Example for the dense reward: PandaSlideDense-v1.

For the stacking spot, the distance threshold is in fact 0.10, corresponding to $\sqrt{{d_1}^2 + {d_2}^2}$, where $d_i$ is the distance between the object $i$ and its target position.

Obervation

Observation type

Panda Environments Fetch Environments
gym.Box gym.Box

Observation size

The observation space is quite different between the Fetch and the Panda environments:

For the Fetch envrionments

In total, there are 25 coordinates for all environments.

For the Panda environments

Thus:

Observation size
Reach 6
Push 18
Slide 18
Pick and Place 19
Stack 31

Action

Action type

Panda Environments Fetch Environments
gym.Box gym.Box

Fingers blocked

Panda Environments Fetch Environments
Reach :heavy_check_mark: :heavy_check_mark:
Push :heavy_check_mark: :heavy_check_mark:
Slide :heavy_check_mark: :heavy_check_mark:
Pick and Place :x: :x:
Stack :x: N/A

Action size

For the sake of consistency, the Fetch environments have decided to put a 4-coordinate action space for all tasks, even the one where the fingers are blocked. This is a choice I did not want to make.

Panda Environments Fetch Environments
Reach 3 4
Push 3 4
Slide 3 4
Pick and Place 4 4
Stack 4 N/A
araffin commented 3 years ago

I hope you will find in my response all the information you are looking for. A technical report will soon be published on Arxiv, I will put the link in the repo.

thanks for the detailed reply, one additional important info would be a visualization of the two workspaces reachable by Panda vs Fetch robot, no?

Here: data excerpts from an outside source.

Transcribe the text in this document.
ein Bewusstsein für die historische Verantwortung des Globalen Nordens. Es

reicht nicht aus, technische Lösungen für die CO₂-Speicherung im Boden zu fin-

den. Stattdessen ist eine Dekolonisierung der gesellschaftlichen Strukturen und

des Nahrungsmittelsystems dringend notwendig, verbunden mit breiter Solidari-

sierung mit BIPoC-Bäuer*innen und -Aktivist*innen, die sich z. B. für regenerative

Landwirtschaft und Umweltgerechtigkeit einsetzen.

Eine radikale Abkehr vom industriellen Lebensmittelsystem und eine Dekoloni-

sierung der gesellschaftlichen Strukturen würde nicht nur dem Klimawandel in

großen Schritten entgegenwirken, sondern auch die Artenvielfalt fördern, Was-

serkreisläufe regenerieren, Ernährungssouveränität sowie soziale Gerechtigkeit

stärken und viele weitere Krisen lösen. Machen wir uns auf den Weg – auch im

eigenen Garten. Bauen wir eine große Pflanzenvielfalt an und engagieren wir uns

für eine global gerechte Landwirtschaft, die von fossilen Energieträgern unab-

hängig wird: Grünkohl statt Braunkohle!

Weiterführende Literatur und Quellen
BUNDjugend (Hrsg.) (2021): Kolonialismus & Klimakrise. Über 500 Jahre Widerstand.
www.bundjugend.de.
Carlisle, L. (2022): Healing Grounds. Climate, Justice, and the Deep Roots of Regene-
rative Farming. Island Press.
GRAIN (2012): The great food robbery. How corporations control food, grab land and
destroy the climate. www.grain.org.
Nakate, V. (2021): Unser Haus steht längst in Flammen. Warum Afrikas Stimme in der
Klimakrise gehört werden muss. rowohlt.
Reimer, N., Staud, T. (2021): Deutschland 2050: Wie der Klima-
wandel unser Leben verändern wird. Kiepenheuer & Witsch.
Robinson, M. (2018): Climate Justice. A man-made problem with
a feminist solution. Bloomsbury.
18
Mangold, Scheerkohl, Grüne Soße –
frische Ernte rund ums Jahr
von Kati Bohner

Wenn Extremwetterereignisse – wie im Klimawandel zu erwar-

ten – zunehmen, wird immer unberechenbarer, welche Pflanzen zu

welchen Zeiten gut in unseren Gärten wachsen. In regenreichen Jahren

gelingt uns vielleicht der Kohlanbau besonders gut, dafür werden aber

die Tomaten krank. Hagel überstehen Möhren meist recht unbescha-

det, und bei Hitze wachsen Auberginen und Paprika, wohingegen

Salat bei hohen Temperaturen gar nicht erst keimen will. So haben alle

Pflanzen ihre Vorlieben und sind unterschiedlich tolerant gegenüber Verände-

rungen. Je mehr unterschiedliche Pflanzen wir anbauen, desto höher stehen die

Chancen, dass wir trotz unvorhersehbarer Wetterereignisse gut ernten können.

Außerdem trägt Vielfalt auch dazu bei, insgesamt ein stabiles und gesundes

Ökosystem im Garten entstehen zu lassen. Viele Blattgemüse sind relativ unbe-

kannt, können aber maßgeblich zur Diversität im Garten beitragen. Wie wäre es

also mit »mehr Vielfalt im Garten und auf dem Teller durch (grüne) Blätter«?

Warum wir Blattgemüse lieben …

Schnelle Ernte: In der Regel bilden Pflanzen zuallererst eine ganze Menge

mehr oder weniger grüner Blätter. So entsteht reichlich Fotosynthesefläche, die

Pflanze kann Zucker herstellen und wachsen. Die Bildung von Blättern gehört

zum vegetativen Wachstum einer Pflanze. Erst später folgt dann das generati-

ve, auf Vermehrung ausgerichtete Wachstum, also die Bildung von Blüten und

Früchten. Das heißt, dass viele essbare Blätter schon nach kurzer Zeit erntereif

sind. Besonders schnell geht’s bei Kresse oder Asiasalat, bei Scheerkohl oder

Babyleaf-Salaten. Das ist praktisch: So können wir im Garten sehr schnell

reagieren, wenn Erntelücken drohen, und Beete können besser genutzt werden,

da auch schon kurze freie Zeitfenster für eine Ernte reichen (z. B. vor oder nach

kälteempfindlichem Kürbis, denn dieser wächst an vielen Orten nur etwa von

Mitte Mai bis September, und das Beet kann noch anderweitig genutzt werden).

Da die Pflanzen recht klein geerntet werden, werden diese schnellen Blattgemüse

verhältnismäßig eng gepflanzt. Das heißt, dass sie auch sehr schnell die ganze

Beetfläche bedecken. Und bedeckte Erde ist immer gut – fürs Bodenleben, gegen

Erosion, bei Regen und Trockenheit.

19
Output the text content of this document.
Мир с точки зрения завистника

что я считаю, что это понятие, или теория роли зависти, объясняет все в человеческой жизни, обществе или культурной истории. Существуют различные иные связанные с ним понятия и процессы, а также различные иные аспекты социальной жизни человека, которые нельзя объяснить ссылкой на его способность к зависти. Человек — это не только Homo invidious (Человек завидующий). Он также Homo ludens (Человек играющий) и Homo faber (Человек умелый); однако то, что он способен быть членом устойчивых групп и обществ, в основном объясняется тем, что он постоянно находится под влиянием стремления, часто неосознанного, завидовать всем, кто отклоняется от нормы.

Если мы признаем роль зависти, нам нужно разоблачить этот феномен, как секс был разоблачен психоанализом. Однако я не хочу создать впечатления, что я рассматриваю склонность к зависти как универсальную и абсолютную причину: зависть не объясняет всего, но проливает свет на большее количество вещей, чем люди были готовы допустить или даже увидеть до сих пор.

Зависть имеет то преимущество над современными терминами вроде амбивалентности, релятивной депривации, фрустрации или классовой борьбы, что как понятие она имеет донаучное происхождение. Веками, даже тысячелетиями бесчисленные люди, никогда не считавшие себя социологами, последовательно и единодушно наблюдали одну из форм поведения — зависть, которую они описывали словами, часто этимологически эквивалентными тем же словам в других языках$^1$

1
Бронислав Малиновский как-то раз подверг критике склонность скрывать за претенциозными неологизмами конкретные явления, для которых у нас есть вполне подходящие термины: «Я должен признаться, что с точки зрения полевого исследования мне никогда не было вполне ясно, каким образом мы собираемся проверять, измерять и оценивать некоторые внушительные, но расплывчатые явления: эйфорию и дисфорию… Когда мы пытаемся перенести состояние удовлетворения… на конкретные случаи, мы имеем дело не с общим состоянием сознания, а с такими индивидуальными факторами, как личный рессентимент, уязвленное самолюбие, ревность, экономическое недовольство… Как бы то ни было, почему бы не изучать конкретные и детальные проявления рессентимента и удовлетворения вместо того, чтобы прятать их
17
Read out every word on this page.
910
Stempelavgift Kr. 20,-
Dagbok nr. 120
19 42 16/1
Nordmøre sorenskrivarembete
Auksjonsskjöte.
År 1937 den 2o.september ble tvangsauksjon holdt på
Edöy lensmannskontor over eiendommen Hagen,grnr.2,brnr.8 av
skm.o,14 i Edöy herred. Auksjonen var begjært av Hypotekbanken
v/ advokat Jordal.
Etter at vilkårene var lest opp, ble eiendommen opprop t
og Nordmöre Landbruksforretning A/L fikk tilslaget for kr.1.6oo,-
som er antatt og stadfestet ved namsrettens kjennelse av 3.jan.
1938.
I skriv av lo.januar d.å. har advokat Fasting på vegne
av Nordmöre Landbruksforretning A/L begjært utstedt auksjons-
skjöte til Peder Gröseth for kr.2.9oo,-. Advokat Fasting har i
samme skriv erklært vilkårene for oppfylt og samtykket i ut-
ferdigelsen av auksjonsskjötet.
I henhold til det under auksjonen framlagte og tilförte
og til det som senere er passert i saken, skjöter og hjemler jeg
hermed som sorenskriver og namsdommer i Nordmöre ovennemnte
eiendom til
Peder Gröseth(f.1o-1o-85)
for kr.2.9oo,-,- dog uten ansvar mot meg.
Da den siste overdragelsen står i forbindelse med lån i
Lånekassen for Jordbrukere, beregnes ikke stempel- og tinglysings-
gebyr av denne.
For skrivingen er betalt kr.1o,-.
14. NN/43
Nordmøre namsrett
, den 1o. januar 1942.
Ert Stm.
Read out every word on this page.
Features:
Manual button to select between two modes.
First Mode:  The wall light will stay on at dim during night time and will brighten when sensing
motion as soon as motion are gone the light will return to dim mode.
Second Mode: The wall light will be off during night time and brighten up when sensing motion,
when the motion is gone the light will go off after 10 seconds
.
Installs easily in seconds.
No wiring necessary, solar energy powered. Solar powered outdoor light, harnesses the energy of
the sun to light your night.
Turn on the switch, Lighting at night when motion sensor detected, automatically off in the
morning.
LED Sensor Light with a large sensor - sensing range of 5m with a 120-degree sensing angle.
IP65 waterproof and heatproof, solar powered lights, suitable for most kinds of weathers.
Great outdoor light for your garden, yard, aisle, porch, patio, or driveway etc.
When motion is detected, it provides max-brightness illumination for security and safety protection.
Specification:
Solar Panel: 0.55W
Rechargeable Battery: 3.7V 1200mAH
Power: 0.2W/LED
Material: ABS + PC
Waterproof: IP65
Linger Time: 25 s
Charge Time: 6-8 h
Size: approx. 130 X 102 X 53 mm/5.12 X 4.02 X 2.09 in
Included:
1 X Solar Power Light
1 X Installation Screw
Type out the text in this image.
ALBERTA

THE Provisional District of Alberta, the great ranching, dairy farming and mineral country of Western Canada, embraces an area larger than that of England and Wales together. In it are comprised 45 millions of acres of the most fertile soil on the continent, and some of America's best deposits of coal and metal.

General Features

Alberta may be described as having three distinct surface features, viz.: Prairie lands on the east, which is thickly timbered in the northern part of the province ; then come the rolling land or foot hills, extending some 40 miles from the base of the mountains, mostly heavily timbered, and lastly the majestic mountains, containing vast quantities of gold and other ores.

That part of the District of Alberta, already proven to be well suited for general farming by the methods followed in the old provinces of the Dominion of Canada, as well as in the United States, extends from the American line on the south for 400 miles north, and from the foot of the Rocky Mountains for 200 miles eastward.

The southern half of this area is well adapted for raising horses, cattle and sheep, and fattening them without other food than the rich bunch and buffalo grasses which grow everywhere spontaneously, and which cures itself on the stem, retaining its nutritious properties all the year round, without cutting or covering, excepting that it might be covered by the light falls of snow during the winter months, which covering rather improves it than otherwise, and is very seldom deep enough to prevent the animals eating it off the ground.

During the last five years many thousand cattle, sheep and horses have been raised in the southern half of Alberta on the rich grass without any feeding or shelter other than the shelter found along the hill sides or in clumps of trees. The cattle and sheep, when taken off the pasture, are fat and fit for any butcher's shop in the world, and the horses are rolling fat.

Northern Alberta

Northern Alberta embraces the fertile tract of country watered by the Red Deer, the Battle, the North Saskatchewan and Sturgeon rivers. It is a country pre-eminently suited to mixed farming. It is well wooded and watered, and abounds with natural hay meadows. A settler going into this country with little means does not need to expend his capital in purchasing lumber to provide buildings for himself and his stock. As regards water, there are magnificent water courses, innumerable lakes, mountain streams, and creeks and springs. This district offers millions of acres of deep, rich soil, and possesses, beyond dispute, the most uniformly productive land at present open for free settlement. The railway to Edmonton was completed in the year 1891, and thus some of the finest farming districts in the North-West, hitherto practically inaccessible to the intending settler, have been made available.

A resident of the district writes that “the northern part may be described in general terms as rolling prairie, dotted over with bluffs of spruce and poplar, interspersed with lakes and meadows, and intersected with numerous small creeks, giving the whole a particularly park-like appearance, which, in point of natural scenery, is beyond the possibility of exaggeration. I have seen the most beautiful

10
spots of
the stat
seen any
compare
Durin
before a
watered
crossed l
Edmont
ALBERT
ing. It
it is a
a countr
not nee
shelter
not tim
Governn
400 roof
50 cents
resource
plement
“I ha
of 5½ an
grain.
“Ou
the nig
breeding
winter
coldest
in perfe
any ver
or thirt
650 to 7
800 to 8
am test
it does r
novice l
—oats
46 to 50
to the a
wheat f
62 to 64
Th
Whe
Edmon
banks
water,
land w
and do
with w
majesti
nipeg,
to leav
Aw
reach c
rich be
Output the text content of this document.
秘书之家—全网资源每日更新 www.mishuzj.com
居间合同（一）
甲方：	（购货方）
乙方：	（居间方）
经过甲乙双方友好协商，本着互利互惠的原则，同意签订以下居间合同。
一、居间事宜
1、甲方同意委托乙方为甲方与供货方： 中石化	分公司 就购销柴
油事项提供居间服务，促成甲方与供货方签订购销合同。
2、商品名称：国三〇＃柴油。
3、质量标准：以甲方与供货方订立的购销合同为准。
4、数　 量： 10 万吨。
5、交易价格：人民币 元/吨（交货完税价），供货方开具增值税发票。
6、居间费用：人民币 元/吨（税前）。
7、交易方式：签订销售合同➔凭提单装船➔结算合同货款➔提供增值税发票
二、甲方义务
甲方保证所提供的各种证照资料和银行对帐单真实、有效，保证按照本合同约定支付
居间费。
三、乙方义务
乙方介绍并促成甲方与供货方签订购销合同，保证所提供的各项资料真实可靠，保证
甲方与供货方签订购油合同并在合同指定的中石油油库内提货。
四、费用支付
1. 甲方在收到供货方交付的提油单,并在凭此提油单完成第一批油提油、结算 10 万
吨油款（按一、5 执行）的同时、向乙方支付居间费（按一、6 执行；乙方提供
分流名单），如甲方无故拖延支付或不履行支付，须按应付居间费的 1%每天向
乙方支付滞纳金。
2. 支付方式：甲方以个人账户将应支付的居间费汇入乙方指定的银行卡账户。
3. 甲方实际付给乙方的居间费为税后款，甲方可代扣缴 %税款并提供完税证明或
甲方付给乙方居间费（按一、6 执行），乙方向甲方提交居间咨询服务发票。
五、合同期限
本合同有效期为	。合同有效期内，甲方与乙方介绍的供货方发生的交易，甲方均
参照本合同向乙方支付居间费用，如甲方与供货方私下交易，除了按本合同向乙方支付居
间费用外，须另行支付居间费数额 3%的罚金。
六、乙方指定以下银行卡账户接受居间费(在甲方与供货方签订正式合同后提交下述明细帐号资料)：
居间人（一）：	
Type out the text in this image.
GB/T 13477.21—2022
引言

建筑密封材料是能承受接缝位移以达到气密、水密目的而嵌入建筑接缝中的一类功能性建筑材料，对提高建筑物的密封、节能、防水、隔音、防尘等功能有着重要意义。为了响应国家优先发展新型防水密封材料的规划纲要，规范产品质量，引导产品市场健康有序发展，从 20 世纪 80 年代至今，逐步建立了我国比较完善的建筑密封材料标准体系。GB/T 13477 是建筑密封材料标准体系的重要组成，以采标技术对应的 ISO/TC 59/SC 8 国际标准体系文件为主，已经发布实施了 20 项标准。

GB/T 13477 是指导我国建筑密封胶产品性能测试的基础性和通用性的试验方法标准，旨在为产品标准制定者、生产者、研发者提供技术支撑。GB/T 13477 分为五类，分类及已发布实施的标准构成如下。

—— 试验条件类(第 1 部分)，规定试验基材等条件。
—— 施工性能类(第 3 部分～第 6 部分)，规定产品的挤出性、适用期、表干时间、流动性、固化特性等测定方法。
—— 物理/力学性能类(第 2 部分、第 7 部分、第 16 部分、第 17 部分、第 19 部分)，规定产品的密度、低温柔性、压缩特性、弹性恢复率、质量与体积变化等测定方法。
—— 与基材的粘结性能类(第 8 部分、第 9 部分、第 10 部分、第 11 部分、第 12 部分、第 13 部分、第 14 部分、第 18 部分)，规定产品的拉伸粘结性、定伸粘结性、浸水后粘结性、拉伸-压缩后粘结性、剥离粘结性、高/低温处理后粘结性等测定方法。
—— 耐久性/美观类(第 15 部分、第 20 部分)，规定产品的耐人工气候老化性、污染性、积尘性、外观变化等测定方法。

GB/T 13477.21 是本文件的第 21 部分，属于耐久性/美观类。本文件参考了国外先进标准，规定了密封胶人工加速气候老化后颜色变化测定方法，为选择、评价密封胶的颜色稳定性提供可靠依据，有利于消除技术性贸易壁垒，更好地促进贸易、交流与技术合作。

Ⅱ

And you command relative or absolute x,y,z pos for the action?

qgallouedec commented 3 years ago

thanks for the detailed reply, one additional important info would be a visualization of the two workspaces reachable by Panda vs Fetch robot, no?

I don't know how to easily represent the space reachable by these robots. I will instead compare (as soon as I renew my MuJoCo license) the maximum range in x, y and z. Of course, this won't be enough to describe the workspaces completely, but it will be informative enough in my opinion.

And you command relative or absolute x,y,z pos for the action?

It is relative movement for both:

Panda Environments Fetch Environments
0:2 displacement in x, y, z displacement in x, y, z
3 (when applied) fingers opening fingers opening

For example : action = [0.0, 0.0, 0.05, 0.03] means: move 5 cm up, and set the fingers opening to 3 cm.